Melisa Miles photo looking at camera

Melissa Miles

Grassroots Caucus
New Jersey Environmental Justice Alliance

Melissa Miles (she/her) is an Environmental and Climate Justice advocate who began her career as a community organizer while living in an Environmental Justice community in Newark, New Jersey. She holds an MA in Anthropology from The New School but maintains that her knowledge of EJ is rooted in her lived experience and her commitment to making sure that people at the frontlines are the protagonists in the struggle for their future. Melissa’s vision is to support environmental and climate justice for communities that are rooted in place, where people can live, work, learn, and play in health. She is the Executive Director of New Jersey Environmental Justice Alliance, a statewide organization working towards a Just Transition with New Jersey's low-income and Of Color communities overburdened by pollution and climate change impacts. Melissa also serves on NJDEP’s Environmental Justice Advisory Council, the Coalition for Healthy Ports, and the Moving Forward Network Advisory Board.
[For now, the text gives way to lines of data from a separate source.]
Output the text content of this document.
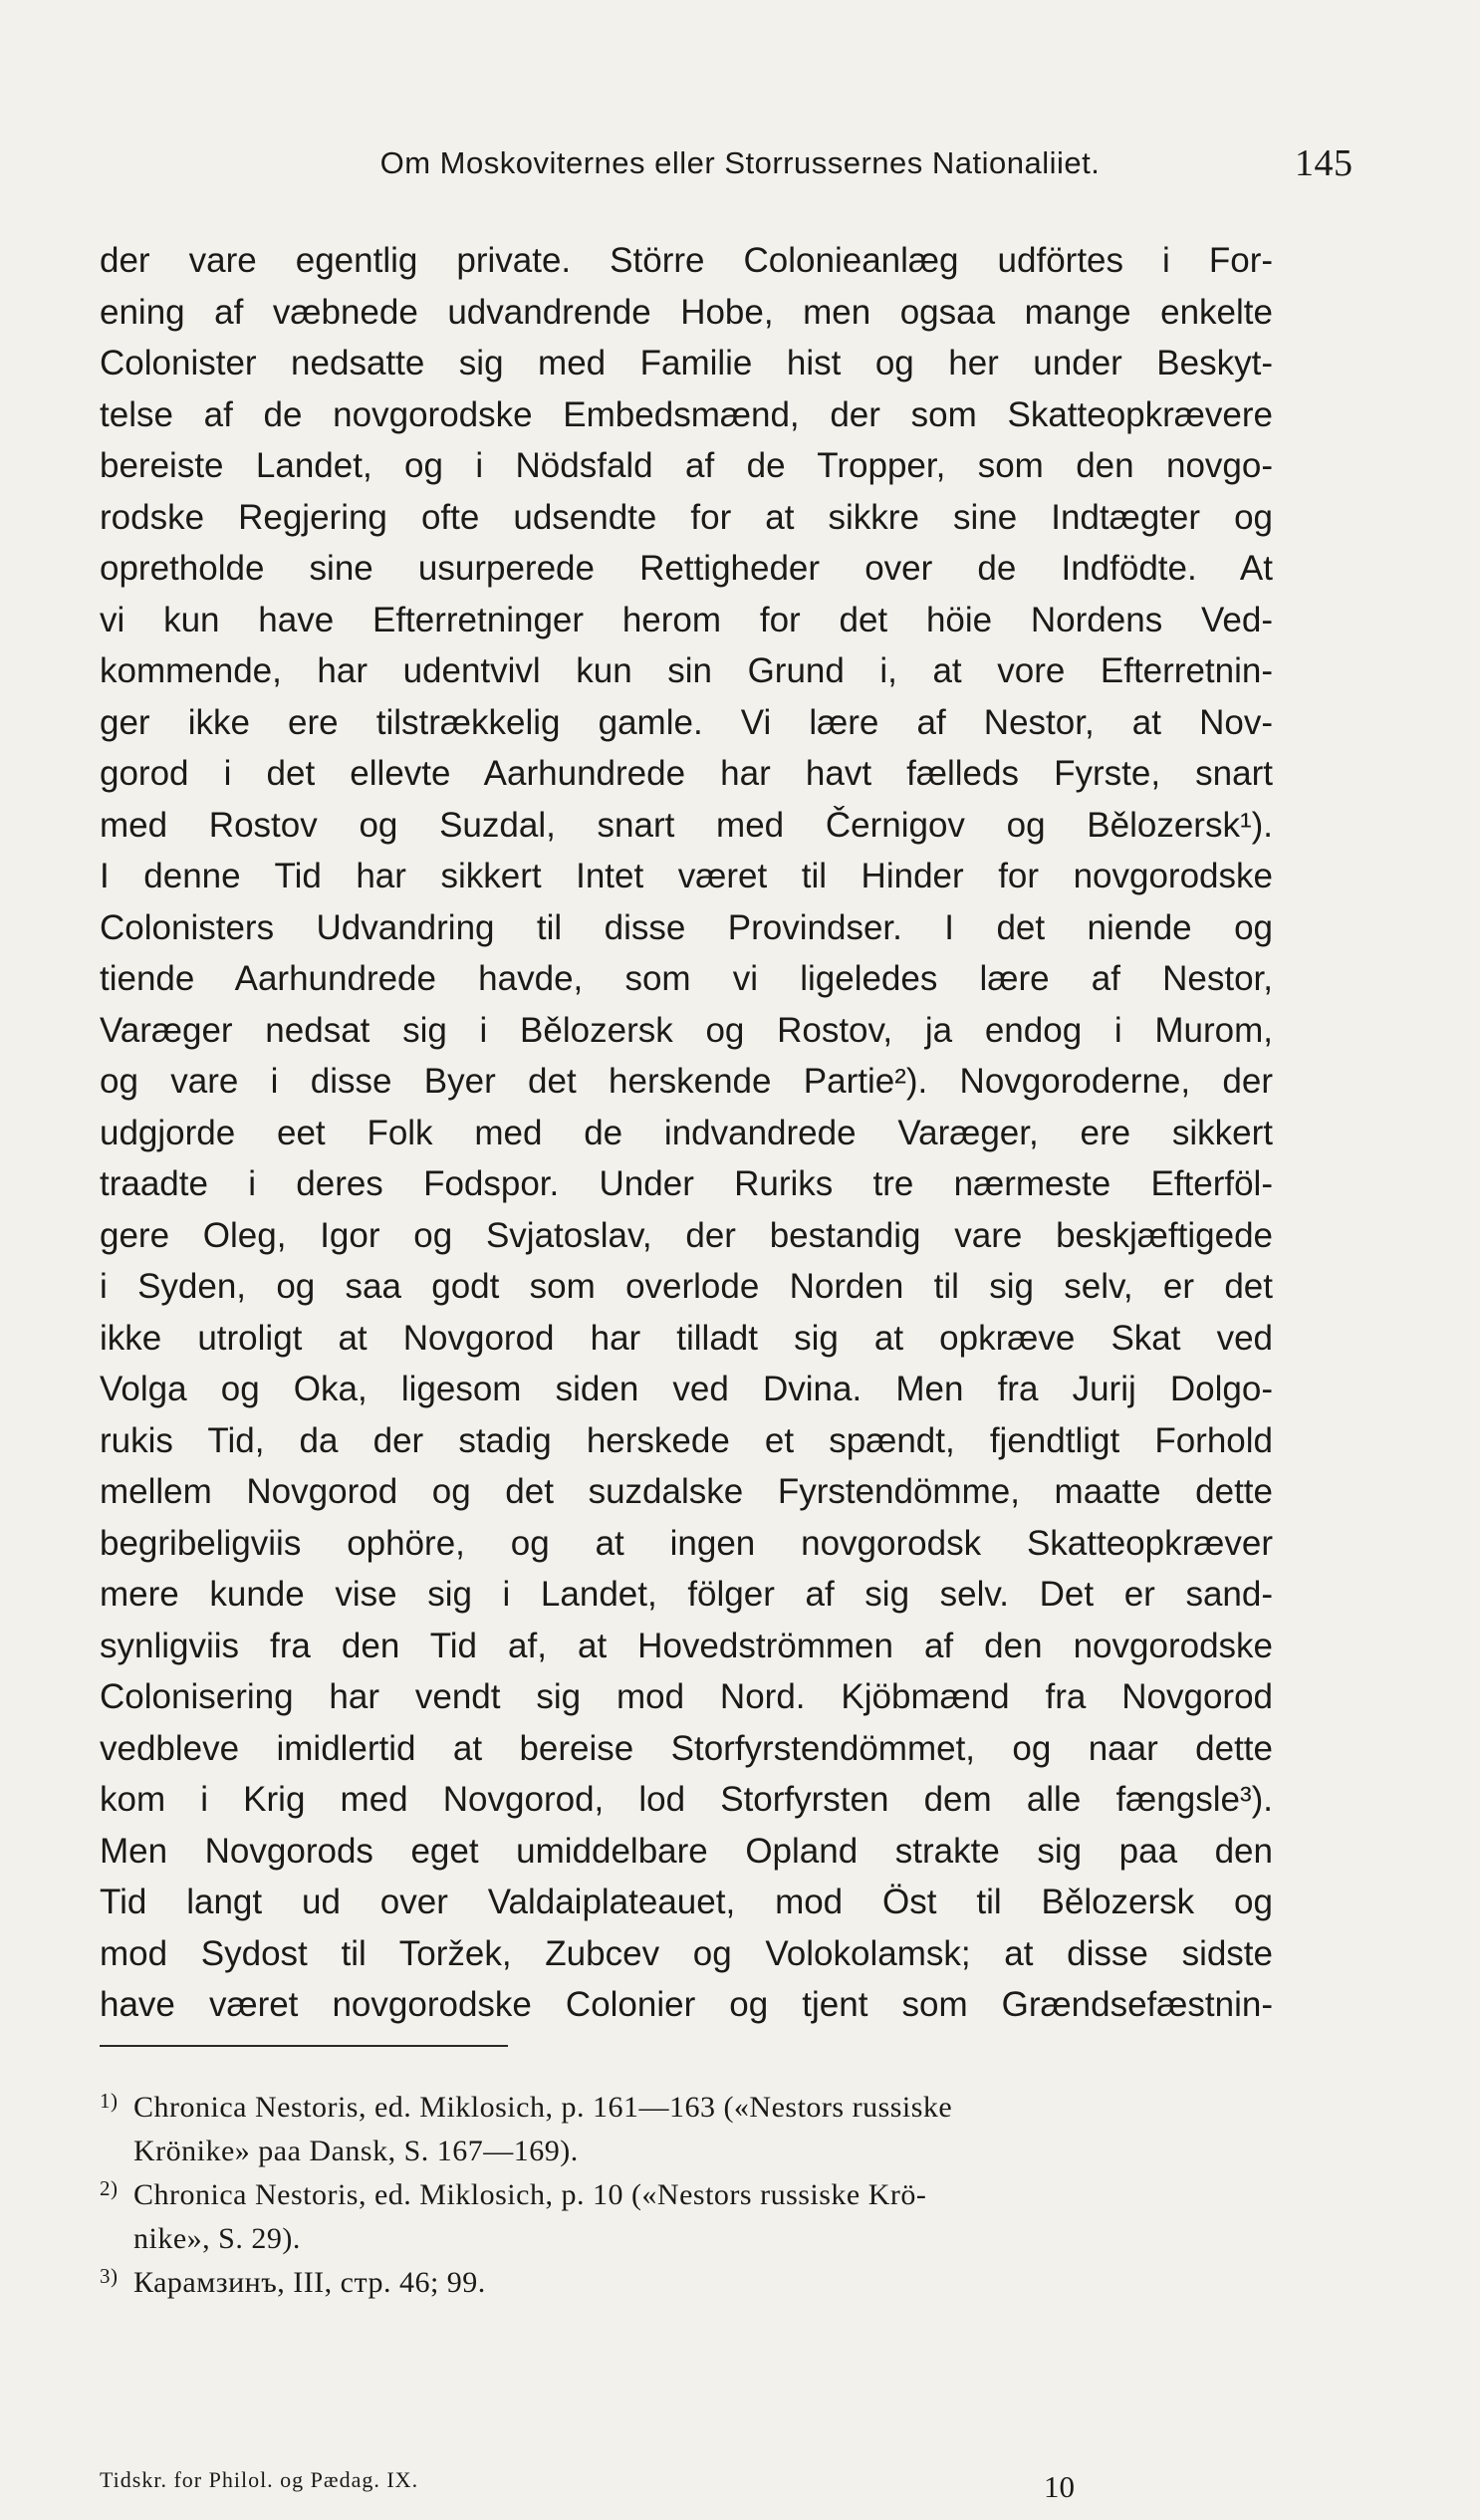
Om Moskoviternes eller Storrussernes Nationaliiet.	145
der vare egentlig private. Större Colonieanlæg udförtes i For-
ening af væbnede udvandrende Hobe, men ogsaa mange enkelte
Colonister nedsatte sig med Familie hist og her under Beskyt-
telse af de novgorodske Embedsmænd, der som Skatteopkrævere
bereiste Landet, og i Nödsfald af de Tropper, som den novgo-
rodske Regjering ofte udsendte for at sikkre sine Indtægter og
opretholde sine usurperede Rettigheder over de Indfödte. At
vi kun have Efterretninger herom for det höie Nordens Ved-
kommende, har udentvivl kun sin Grund i, at vore Efterretnin-
ger ikke ere tilstrækkelig gamle. Vi lære af Nestor, at Nov-
gorod i det ellevte Aarhundrede har havt fælleds Fyrste, snart
med Rostov og Suzdal, snart med Černigov og Bělozersk¹).
I denne Tid har sikkert Intet været til Hinder for novgorodske
Colonisters Udvandring til disse Provindser. I det niende og
tiende Aarhundrede havde, som vi ligeledes lære af Nestor,
Varæger nedsat sig i Bělozersk og Rostov, ja endog i Murom,
og vare i disse Byer det herskende Partie²). Novgoroderne, der
udgjorde eet Folk med de indvandrede Varæger, ere sikkert
traadte i deres Fodspor. Under Ruriks tre nærmeste Efterföl-
gere Oleg, Igor og Svjatoslav, der bestandig vare beskjæftigede
i Syden, og saa godt som overlode Norden til sig selv, er det
ikke utroligt at Novgorod har tilladt sig at opkræve Skat ved
Volga og Oka, ligesom siden ved Dvina. Men fra Jurij Dolgo-
rukis Tid, da der stadig herskede et spændt, fjendtligt Forhold
mellem Novgorod og det suzdalske Fyrstendömme, maatte dette
begribeligviis ophöre, og at ingen novgorodsk Skatteopkræver
mere kunde vise sig i Landet, fölger af sig selv. Det er sand-
synligviis fra den Tid af, at Hovedströmmen af den novgorodske
Colonisering har vendt sig mod Nord. Kjöbmænd fra Novgorod
vedbleve imidlertid at bereise Storfyrstendömmet, og naar dette
kom i Krig med Novgorod, lod Storfyrsten dem alle fængsle³).
Men Novgorods eget umiddelbare Opland strakte sig paa den
Tid langt ud over Valdaiplateauet, mod Öst til Bělozersk og
mod Sydost til Toržek, Zubcev og Volokolamsk; at disse sidste
have været novgorodske Colonier og tjent som Grændsefæstnin-
1) Chronica Nestoris, ed. Miklosich, p. 161—163 («Nestors russiske
Krönike» paa Dansk, S. 167—169).
2) Chronica Nestoris, ed. Miklosich, p. 10 («Nestors russiske Krö-
nike», S. 29).
3) Карамзинъ, III, стр. 46; 99.
Tidskr. for Philol. og Pædag. IX.	10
Photo of Frankie holding a microphone

Frankie Orona

Grassroots Representative
Society of Native Nations
Tongva, Chamash & Borrado

Frankie is a Husband of 22 years, a Father, an Entrepreneur, and an Activist. He is the Co-Founder and Executive Director of Society of Native Nations, "an Intertribal Native American Nonprofit" based in Texas and California. Frankie is also a member of the American Indian Movement and the Environmental Liaison for his Tribal Chief, Anthony Morales, of the Gabrieleno Tongva Tribe of the San Gabriel Band of Mission Indians.

Entrepreneurship has allowed him to turn his lifelong passion for serving indigenous communities of North and South America into the Society of Native Nations, addressing issues domestically, nationally, and globally focusing on Native American rights, social justice, and environmental justice issues. He sits on many coalition steering committees, nonprofit environmental organizational boards and is part of the UN INC EJ Plastics Treaty Delegation. Frankie lives with his wife and their children in San Antonio, Texas.


Michell McIntyre

Green Caucus
Center for Science and Democracy, Union of Concerned Scientists

Michell McIntyre is the policy director for the Center for Science and Democracy at the Union of Concerned Scientists. In her role, she coordinates the Center’s policy strategies, and helps align UCS research, supporter and member engagement, and government affairs for the greatest impact on advancing science-based policymaking.

Prior to joining UCS, Ms. McIntyre worked for Earthjustice, leading their campaign on access to justice and directing a team of lobbyists and litigators. Ms. McIntyre has also served as manager for the Coalition for Sensible Safeguards with Public Citizen, working to get quality science-based public protections passed and fighting off attacks on the US regulatory system, and as the Outreach Director for Labor & Workers Rights with the National Consumers League. Before entering the nonprofit sector, Michell was a political consultant for various progressive candidates and organizations including Sierra Club, Women's Voices Women Vote, American Federation of Teachers, and the AFL-CIO.
 


In loving memory of Cecil Corbin-Mark (1969-2020), champion of environmental justice and inaugural BEA Steering Committee member.